Diagnostic sur un échantillon de bassins versants français et australiens
Doctorat de l’université AgroParisTech (ED GRN).
Thèse soutenue le 26 mars 2013 devant le jury composé de :
Mme Anne-Catherine FAVRE LTHE (Grenoble, France)
M. François ANCTIL Université Laval (Québec, Canada)
M. Thierry LEVIANDIER ENGEES (Strasbourg, France)
Mme Christel PRUDHOMME CEH (Wallingford, Royaume-Uni)
M. Rémy GARCON EDF-DTG (Grenoble, France)
M. Hubert SAVENIJE TU-Delft (Delft, Pays-Bas)
Mme Marie BOURQUI EDF-R&D (Chatou, France)
M. Vazken ANDREASSIAN Irstea (Antony, France)
Présidente
Rapporteur
Rapporteur
Examinateur
Examinateur
Examinateur
Encadrante
Directeur de thèse
PDF disponible sur : http://tel.archives-ouvertes.fr/
Méthodologie
Quatre modèles hydrologiques de complexité variée (GR4J, Mordor6, SimHyd et Cequeau) furent évalués sur un échantillon de près de 600 bassins versants français et australiens, pour lesquels de longues séries journalières d’observations hydro-climatiques sont disponibles (>30 ans). Une partie des bassins français, situés en montagne, présentent des écoulements thermosensibles (accumulation/fonte de neige). Ils constituent une cible particulière d’intérêt pour étudier les impacts des changements climatiques sur les stratégies de gestion des barrages servant à la production hydroélectrique et à l’irrigation. Les bassins australiens se distinguent quant à eux par la forte variabilité des conditions climatiques auxquelles ils furent soumis lors des dernières décennies.

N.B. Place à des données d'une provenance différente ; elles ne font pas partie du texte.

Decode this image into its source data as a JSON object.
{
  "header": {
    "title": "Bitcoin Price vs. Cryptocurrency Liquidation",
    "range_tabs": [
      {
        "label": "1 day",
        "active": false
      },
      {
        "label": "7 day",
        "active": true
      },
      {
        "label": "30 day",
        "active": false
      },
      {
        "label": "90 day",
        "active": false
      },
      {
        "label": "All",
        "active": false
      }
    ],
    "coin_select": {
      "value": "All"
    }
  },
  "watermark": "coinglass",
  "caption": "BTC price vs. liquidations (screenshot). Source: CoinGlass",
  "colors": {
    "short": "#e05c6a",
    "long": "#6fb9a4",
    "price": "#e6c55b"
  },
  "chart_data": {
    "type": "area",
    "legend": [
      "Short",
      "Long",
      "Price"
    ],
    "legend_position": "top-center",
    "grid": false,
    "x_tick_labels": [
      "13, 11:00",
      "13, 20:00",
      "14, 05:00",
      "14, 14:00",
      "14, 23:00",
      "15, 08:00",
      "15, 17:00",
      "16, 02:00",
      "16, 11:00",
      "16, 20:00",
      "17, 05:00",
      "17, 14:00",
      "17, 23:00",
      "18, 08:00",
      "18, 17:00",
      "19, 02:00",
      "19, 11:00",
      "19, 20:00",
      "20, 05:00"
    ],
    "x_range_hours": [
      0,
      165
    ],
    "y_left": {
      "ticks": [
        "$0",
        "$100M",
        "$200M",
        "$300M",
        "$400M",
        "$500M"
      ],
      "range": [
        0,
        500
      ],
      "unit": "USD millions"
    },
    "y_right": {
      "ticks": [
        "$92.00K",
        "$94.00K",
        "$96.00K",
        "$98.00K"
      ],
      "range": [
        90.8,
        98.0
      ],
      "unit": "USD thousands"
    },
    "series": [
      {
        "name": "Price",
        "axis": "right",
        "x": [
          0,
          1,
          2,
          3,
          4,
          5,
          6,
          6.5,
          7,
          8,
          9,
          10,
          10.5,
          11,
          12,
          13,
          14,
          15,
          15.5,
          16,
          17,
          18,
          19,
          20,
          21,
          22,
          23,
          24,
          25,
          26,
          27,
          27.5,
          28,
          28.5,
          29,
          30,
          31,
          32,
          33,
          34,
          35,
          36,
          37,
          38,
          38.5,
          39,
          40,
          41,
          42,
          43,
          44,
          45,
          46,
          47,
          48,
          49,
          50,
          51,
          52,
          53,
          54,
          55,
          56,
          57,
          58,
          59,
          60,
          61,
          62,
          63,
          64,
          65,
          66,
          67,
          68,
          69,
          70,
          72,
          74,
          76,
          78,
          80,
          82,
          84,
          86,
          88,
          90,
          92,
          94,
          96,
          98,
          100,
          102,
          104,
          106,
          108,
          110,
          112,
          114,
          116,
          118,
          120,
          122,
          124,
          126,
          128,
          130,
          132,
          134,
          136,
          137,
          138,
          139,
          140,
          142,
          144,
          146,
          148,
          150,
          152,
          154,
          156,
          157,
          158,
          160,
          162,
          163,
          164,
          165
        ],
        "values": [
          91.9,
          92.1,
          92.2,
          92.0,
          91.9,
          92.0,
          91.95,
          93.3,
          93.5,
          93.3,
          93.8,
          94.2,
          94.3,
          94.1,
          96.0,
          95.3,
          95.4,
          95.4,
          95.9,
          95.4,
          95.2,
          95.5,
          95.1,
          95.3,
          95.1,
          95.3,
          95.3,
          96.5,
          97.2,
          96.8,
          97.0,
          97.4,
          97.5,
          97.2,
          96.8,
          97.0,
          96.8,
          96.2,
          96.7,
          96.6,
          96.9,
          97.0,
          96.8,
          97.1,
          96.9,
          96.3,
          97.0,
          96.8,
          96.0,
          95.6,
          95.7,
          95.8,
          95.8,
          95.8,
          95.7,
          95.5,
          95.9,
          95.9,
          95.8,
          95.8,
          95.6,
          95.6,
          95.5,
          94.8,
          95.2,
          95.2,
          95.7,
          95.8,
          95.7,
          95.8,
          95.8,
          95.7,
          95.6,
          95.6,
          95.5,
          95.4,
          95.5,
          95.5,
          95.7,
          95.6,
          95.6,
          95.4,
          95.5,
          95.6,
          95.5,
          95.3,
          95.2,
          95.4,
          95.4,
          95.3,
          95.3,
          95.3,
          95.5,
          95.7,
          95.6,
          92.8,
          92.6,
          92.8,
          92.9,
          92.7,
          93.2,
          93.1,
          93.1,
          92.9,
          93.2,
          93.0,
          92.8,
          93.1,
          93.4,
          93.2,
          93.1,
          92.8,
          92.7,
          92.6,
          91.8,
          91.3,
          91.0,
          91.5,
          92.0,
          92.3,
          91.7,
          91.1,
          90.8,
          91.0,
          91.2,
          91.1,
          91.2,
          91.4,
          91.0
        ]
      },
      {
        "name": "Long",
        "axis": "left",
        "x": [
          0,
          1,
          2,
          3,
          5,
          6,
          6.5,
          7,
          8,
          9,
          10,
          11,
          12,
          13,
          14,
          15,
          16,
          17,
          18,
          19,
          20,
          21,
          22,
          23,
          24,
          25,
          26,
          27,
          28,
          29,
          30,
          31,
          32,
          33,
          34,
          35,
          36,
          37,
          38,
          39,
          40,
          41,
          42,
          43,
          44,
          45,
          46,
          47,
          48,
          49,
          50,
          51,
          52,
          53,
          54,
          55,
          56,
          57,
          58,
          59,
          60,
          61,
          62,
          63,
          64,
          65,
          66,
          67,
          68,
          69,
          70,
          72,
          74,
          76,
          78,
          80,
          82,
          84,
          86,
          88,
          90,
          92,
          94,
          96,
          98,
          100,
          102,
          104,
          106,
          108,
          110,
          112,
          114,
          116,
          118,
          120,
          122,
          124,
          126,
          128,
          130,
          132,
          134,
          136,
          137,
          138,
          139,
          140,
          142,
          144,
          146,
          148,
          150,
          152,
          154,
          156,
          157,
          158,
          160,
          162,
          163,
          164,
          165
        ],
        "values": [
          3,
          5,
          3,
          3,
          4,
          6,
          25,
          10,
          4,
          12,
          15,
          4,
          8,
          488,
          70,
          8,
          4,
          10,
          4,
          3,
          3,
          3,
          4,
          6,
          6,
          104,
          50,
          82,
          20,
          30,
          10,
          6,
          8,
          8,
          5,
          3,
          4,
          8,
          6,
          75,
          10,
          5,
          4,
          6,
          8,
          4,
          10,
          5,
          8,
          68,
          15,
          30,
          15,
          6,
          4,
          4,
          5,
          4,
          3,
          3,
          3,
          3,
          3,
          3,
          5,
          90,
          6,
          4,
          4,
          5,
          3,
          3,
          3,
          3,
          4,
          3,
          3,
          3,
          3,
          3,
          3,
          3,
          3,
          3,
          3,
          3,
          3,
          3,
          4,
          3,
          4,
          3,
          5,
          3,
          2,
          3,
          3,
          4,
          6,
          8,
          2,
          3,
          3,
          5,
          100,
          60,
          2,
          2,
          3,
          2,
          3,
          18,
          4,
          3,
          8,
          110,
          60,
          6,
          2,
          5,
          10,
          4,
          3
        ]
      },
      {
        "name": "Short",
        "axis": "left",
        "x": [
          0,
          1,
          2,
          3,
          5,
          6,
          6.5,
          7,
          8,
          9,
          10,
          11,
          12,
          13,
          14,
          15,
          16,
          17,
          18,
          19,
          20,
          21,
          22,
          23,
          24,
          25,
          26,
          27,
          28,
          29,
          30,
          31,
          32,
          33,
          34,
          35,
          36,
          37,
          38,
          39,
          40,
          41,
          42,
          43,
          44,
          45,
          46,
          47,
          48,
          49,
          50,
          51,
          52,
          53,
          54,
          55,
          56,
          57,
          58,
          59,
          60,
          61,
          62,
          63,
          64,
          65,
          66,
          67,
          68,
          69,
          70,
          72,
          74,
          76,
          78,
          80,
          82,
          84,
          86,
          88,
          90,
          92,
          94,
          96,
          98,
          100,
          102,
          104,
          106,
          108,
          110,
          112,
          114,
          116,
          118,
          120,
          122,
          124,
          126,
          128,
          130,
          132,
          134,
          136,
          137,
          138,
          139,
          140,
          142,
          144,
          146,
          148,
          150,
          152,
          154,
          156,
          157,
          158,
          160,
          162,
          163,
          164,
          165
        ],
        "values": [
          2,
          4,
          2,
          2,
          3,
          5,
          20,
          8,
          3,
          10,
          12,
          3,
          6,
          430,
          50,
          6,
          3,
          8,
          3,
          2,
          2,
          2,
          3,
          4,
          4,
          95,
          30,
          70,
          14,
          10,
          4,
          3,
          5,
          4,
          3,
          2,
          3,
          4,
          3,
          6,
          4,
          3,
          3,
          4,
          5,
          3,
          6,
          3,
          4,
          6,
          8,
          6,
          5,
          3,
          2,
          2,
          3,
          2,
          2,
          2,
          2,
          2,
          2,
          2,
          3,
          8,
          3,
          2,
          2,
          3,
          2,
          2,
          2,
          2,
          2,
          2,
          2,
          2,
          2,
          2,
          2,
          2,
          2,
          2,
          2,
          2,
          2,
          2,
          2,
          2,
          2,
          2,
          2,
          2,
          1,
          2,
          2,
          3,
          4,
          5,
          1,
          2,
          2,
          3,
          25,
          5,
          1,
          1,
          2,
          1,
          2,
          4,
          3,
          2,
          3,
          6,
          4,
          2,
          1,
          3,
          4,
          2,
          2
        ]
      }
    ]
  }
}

Ils permettent ainsi des configurations de tests très pertinentes pour évaluer la robustesse des modèles hydrologiques face aux évolutions du climat.
Le protocole d’évaluation repose sur de multiples tests de calage et validation des modèles sur chaque bassin entre des périodes temporelles plus ou moins contrastées. Les variations de performances des modèles furent analysées en lien avec les conditions de transfert de leurs paramètres (ex. erreurs sur les volumes ou la dynamique des débits comparées aux écarts de température de l’air ou précipitations subis lors des transferts).
Résultats
Les tests révèlent la présence de corrélations, pour un nombre significatif de bassins, entre les problèmes de robustesse temporelle des modèles conceptuels et les écarts de conditions climatiques entre les périodes de calage et de validation (Coron et al., 2012, WRR, 48, W05552). Des situations de biais systématiques corrélés à des changements de température de l’air ressortent en particulier de ces analyses (cf. fig. 2). Une hétérogénéité existe cependant sur l’échantillon, les variables climatiques ou le type d’erreurs associées aux problèmes détectés pouvant varier d’un bassin à un autre.
L’étude des biais de simulation sur les bassins où les modèles ne sont pas robustes montre des alternances de phases de sous-estimation et surestimation des débits, le biais sur le module décennal pouvant atteindre 20%. Des comportements très similaires furent obtenus pour diverses périodes et méthodes de calage (Coron et al., 2014, HESS). Pour les modèles conceptuels utilisés dans ces travaux, les problèmes de robustesse détectés ne résultent pas simplement de quelques mauvais calages conduisant à la sélection de paramètres inadaptés pour reproduire le comportement du bassin considéré. Ils semblent plutôt découler de difficultés générales de ces modèles à reproduire convenablement les bilans moyens de façon simultanée sur différentes périodes.
Ces travaux ouvrent des pistes d’approfondissement sur la capacité insuffisante de certains modèles hydrologiques conceptuels à reproduire des dynamiques basses fréquences et sur le rôle des erreurs d’estimation des forçages, notamment les variations temporelles de l’évapotranspiration, dans les situations de modélisation incorrecte. Plus généralement, les résultats de cette thèse soulèvent de nombreuses questions sur les incertitudes associées à la modélisation hydrologique conceptuelle dans les projections d’impact du changement climatique sur la ressource en eau.